|August 21, 2003
FOR IMMEDIATE RELEASE
|WASHINGTON, D.C.—SEA GRANT TO PROVIDE $150,000 IN FEDERAL FUNDS FOR DEVELOPMENT OF TILAPIA AND ORNAMENTAL CLAM INDUSTRIES IN AMERICAN SAMOA|
Faleomavaega announced today that Sea Grant will provide $150,000 in federal
funding for the development of tilapia and ornamental clam aquaculture
industries in American Samoa.
“For some time, I have been working closely with the National Sea Grant College Program to develop tilapia and clam farms in our local villages,” Congressman Faleomavaega said. “As a result of these efforts, I am pleased that Sea Grant has agreed to fund these projects which I believe will help American Samoa diversify its economy.”
“Funds for these projects will be administered by the University of Hawaii Sea Grant College Program and a minimum of five workshops will be conducted in American Samoa by aquaculture consultants and extension agents. Initial workshop topics will include the construction of tanks, tilapia husbandry and giant clam husbandry.”
“Dr. Albert Tacon, a University of Hawaii Aquatic Feeds and Nutrition expert, will also meet with our local farmers and conduct a feeds development seminar at the Land Grant Division of the American Samoa Community College. We are hopeful that through his involvement we will be able to develop a lower-cost feed which in turn will make our aquaculture industries more profitable,” the Congressman said. “Efforts will also be focused on developing local, U.S., and international markets and on product marketing and the effective shipping of quality products.”
“With a 12% unemployment rate and little infrastructure to support tourism, there is a critical need for creating industries that will be sustainable and compatible with traditional Samoan culture,” Congressman Faleomavaega said. “I have always believed that the ocean is our farm and that there is tremendous potential in aquaculture development. The U.S., for example, imports more than 274 million pounds of live tilapia per year with a value of $174 million. The marine ornamental industry is a $6 billion per year industry.”

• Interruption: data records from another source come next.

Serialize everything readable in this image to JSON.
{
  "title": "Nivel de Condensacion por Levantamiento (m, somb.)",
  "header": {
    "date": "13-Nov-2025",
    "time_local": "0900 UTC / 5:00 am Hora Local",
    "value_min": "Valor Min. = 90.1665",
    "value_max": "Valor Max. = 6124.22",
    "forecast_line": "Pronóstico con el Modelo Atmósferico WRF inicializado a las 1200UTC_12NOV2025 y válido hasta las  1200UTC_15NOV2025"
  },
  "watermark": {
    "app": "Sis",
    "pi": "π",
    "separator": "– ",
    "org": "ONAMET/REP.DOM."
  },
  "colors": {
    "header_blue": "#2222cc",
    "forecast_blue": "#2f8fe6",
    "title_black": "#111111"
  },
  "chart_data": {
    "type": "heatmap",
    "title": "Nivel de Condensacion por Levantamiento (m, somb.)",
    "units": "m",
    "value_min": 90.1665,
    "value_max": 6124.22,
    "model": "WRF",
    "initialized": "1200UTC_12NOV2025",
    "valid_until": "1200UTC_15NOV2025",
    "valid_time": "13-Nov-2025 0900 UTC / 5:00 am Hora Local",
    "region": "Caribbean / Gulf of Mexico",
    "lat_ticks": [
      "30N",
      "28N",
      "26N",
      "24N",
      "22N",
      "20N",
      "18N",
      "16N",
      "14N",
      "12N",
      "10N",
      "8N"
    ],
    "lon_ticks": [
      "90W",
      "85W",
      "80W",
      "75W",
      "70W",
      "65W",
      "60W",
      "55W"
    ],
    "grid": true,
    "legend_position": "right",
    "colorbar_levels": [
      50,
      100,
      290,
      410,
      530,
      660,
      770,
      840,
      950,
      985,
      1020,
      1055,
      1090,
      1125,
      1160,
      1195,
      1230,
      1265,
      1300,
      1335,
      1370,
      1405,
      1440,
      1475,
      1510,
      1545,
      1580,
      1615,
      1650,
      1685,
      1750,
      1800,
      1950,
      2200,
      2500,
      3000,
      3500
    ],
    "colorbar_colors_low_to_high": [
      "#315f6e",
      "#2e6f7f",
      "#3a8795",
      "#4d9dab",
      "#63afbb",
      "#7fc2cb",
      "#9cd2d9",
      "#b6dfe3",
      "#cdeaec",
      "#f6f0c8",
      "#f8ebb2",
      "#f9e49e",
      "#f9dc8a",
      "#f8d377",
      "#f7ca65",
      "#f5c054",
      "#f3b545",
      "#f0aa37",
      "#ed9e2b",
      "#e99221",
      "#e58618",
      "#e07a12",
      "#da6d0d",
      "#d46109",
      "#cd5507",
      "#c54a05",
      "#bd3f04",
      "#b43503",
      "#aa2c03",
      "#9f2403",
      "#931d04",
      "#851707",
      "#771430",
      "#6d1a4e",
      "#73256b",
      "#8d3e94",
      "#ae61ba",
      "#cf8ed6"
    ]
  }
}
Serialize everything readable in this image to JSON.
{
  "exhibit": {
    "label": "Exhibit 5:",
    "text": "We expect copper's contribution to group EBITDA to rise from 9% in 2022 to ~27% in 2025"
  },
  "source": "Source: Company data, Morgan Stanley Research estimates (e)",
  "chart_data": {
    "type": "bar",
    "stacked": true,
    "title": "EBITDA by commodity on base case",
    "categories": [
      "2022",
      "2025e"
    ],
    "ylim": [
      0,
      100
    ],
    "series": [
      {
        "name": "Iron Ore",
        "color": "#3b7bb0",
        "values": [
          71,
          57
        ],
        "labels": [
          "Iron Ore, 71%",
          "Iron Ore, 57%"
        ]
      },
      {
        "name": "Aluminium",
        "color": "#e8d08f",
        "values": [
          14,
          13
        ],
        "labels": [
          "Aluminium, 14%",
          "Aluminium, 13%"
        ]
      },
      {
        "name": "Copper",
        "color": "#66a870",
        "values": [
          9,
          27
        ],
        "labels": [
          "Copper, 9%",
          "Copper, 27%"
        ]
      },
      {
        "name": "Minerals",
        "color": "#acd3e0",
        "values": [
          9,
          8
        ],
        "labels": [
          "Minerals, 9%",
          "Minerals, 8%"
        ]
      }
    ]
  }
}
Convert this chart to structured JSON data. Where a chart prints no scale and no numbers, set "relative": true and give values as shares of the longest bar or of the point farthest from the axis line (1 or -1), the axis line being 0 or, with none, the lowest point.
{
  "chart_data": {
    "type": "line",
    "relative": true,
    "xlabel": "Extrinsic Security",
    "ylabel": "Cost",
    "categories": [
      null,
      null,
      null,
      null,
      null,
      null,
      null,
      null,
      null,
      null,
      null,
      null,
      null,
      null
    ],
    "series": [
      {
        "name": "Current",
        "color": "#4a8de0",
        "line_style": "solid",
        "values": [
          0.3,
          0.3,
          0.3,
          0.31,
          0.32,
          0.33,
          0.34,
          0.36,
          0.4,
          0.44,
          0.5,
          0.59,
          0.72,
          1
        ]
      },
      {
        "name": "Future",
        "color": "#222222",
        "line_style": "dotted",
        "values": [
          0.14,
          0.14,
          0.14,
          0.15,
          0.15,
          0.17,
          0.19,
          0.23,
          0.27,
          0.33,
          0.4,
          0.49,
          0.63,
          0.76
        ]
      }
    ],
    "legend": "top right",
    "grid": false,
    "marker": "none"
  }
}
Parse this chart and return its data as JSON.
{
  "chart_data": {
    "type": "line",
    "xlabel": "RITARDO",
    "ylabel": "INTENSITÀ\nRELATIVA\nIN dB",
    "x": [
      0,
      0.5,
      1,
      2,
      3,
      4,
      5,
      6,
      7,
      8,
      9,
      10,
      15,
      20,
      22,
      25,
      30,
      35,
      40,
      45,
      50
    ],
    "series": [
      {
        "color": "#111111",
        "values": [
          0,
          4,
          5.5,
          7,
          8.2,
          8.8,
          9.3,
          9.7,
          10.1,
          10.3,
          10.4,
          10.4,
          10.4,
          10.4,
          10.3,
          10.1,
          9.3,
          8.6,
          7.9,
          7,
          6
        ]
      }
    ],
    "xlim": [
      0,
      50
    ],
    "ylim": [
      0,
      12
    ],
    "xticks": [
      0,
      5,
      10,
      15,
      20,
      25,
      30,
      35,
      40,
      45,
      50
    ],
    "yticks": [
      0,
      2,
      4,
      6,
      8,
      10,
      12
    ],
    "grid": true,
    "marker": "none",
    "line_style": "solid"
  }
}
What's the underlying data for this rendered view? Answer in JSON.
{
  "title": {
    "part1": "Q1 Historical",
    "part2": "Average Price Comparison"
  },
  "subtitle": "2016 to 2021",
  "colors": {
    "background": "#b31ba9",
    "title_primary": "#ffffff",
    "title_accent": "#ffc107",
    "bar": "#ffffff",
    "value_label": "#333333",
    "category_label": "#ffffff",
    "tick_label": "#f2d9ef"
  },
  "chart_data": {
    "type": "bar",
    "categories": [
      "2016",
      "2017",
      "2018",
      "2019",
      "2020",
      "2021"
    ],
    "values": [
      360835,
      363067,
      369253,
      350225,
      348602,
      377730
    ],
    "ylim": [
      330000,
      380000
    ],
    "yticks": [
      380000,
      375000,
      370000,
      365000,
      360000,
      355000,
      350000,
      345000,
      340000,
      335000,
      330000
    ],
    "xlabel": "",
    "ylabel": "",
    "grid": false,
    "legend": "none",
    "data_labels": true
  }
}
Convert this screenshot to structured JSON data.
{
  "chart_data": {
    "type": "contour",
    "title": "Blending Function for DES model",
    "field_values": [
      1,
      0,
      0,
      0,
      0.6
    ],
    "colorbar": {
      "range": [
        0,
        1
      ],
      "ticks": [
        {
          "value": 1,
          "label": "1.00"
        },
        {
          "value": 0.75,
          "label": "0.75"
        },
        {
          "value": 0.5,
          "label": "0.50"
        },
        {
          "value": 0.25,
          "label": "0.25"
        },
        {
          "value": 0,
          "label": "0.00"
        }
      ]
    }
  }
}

“Given these facts, there is every reason to believe that American Samoa can develop profitable tilapia and marine ornamental industries and I am pleased that Sea Grant has agreed to assist us in this effort. At this time, I want to thank Dr. Ronald Baird, Director of the National Sea Grant College Program, and Dr. Gordon Grau, Director of Sea Grant Hawaii, for their continued support.”
“Once again, I want to thank them for honoring my request to send one of their top scientists to help us develop aquaculture farms where we can grow ornamental clams, live coral, tilapia and even shrimp. As a result of their support, Dr. Darren Okimoto has now been teaching marine science courses at the American Samoa Community College for more than a year and I am sure that many of our students will continue their studies at the University of Hawaii and one day return home to teach and practice.”
“More than three years ago, American Samoa’s Economic Development Commission conducted a survey in the Territory and found that more than 63% of respondents believed that agriculture and fishery related industries should be encouraged for purposes of economic development. There was also strong agreement (83.1%) that economic information should be disseminated to educate and inform the public.”
“With the establishment of a Sea Grant presence in American Samoa and with federal funding to support our efforts, I am pleased that we are well on our way to establishing fish farming and other aquaculture ventures at a level that will diversify our economy and promote further economic development in the Territory,” the Congressman concluded.